Any-grade treatment-emergent adverse events (TEAEs) were observed in 99.1% of the ripretinib arm compared with 99.1% of the sunitinib arm. Grade 3 and 4 TEAEs were seen in 41.3% of the ripretinib arm versus 65.6% of the sunitinib arm, and serious TEAEs occurred in 7.0% versus 9.9%, respectively. More dose reductions, dose interruptions, treatment discontinuations, and TEAEs leading to death occurred in the sunitinib arm versus the ripretinib arm.

In the ripretinib arm, the most common any-grade TEAEs observed were alopecia (64.1%), fatigue (37.7%), myalgia (36.3%), and constipation (35.0%). The most common any-grade events in the sunitinib arm included palmar-plantar erythrodysesthesia (51.1%), diarrhea (48.0%), hypertension (47.1%), fatigue (41.2%), and stomatitis (36.2%).

Treatment tolerability in INTRIGUE was based on patient-reported measures. Heinrich stated: “fewer patients receiving ripretinib experienced a moderate to an extremely large impact on their lives due to skin toxicity across the treatment cycles compared with sunitinib. In addition, we measured more than 50 function symptom and health status questions, and these measures provided evidence [supporting] greater tolerability of ripretinib versus sunitinib on almost all dimensions.”
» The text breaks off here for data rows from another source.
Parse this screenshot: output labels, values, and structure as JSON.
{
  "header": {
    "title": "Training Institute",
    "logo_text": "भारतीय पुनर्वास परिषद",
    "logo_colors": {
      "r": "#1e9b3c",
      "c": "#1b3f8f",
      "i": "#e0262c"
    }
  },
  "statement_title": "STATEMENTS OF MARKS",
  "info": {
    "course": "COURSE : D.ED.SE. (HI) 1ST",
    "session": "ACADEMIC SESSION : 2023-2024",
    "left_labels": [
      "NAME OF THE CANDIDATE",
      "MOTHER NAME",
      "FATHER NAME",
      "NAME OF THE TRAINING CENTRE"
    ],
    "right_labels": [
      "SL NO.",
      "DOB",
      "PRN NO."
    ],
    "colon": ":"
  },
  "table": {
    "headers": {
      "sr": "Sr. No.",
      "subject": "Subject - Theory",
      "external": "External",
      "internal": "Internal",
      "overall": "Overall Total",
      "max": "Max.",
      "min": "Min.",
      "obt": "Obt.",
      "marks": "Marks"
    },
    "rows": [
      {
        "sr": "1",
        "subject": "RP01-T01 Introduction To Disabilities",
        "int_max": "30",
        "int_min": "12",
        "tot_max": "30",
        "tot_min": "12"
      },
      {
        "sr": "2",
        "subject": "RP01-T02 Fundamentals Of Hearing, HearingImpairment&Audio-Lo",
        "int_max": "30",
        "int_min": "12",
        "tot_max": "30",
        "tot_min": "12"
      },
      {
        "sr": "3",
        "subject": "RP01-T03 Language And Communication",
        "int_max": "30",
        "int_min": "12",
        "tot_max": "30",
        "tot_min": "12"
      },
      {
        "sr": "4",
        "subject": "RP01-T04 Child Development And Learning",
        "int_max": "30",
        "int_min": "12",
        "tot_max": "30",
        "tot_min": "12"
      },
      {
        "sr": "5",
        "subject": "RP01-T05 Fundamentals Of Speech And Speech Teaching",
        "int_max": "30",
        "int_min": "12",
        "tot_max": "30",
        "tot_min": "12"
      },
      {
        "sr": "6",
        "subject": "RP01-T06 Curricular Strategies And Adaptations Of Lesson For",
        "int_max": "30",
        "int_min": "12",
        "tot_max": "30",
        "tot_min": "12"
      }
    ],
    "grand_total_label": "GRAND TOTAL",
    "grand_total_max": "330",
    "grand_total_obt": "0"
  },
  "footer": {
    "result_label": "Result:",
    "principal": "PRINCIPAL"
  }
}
Despite missing its primary end point, the research shows that the ORR benefit and tolerability of ripretinib make it a solid candidate for the treatment of advanced GIST in patients who failed or who developed intolerance to imatinib, Heinrich said.

During a post-presentation discussion about the INTRIGUE data, George D. Demetri, MD, FASCO, FACP, director, Sarcoma Center, senior vice president for Experimental Therapeutics, institute physician, Quick Family Chair in Medical Oncology, Dana-Farber Cancer Institute, and, professor of medicine, Harvard Medical School, said2 “ripretinib is still a very good drug, with excellent tolerability and reasonably good activity against advanced GIST, regardless of KIT mutational status. And for that reason, this drug will stay on the market as a late-line shift drug approved by the FDA in the United States. We also know and we've learned more from this INTRIGUE study that sunitinib is also still a very good drug with very good activity against advanced GIST, but with some annoying, yet manageable toxicities.”

References:

1. Heinrich MC. INTRIGUE: A phase III, randomized, open-label study to evaluate the efficacy and safety of ripretinib versus sunitinib in patients with advanced gastrointestinal stromal tumor previously treated with imatinib. Presented at: 2022 January ASCO Plenary Series. January 25, 2022.

2. Demetri GD. Discussion of Abstract 359881: INTRIGUE: A phase III, randomized, open-label study to evaluate the efficacy and safety of ripretinib versus sunitinib in patients with advanced gastrointestinal stromal tumor previously treated with imatinib. Presented at: 2022 January ASCO Plenary Series. January 25, 2022.